On Intel you can force it but on AMD the clocks seem to go up and down pretty randomly which does make a difference to performance, Especially in game benchmarks.
In games for example on a 12900K I can see all cores stuck at 4.90GHz, With the 5800X3D in the same game, Division 2 in this instance, Maybe 1 or 2 cores will boost to around 4.45GHz and the rest will be under 4GHz.
In short, no. AMD relies on their boost algo for max performance. The platform is very heat and current sensitive thus you’re seeing frequencies always bouncing around. This is even more obvious if you attention to effective clocks in hwinfo instead of advertised clocks.
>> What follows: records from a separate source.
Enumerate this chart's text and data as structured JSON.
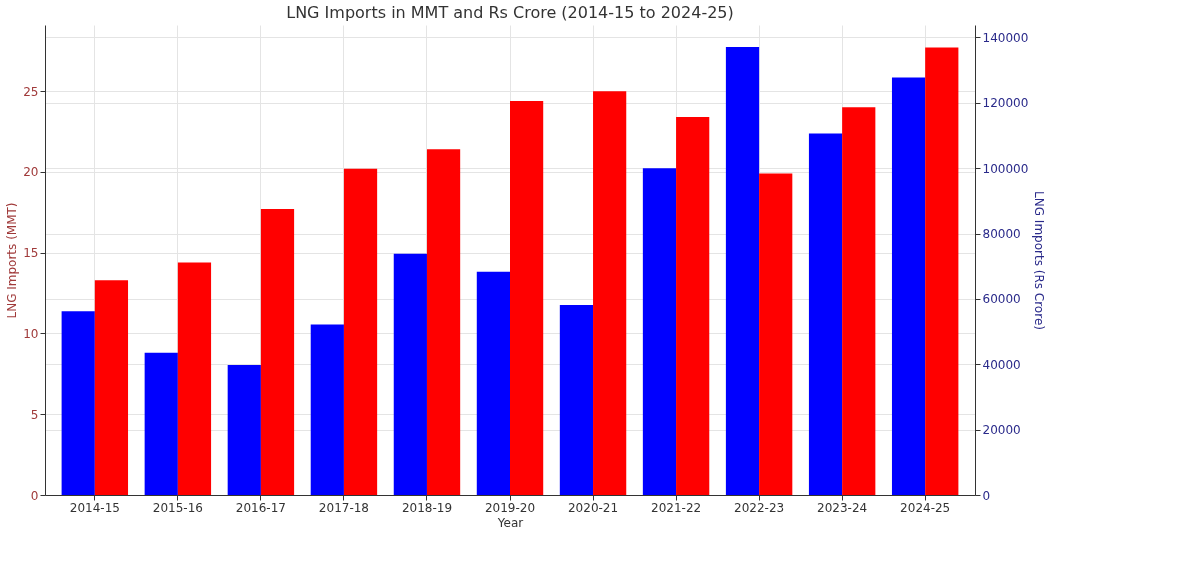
{
  "chart_data": {
    "type": "bar",
    "title": "LNG Imports in MMT and Rs Crore (2014-15 to 2024-25)",
    "xlabel": "Year",
    "ylabel": "LNG Imports (MMT)",
    "y2label": "LNG Imports (Rs Crore)",
    "categories": [
      "2014-15",
      "2015-16",
      "2016-17",
      "2017-18",
      "2018-19",
      "2019-20",
      "2020-21",
      "2021-22",
      "2022-23",
      "2023-24",
      "2024-25"
    ],
    "series": [
      {
        "color": "#0000ff",
        "axis": "y2",
        "values": [
          56200,
          43500,
          39800,
          52200,
          73800,
          68300,
          58100,
          100000,
          137100,
          110600,
          127700
        ]
      },
      {
        "color": "#ff0000",
        "axis": "y",
        "values": [
          13.3,
          14.4,
          17.7,
          20.2,
          21.4,
          24.4,
          25.0,
          23.4,
          19.9,
          24.0,
          27.7
        ]
      }
    ],
    "ylim": [
      0,
      29.1
    ],
    "yticks": [
      0,
      5,
      10,
      15,
      20,
      25
    ],
    "y2lim": [
      0,
      143800
    ],
    "y2ticks": [
      0,
      20000,
      40000,
      60000,
      80000,
      100000,
      120000,
      140000
    ],
    "grid": true
  }
}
To get the boost to work right you need to let the chip downclock via cstates at it’s discretion. This changes the power draw, thus lowering temps and giving boost more budget to play with.
On intel, you have to control the frequencies yourself for optimal performance and tune a package that’s peak performance for your chip.
So taking the above to your division 2 example, AMD is downclocking the cores aggressively when not in use by the game.
12900k has an all core floor of 4.9 going off memory if you have something like mce enabled, running fixed voltage, windows high performance and it’ll never go below that floor unless it throttles. But even here you are looking at advertised frequency. It’s effective clocks will be lower. The difference is that the intel cores don’t have to “wake up” when needed and are ready for the additional load.
Each approach is different and you can’t interchange them if you want max performance from either platform. Moral of the story, effective clocks is what matter. Even more so on AMD when clock stretching is easy to have even with the mildest of tuning.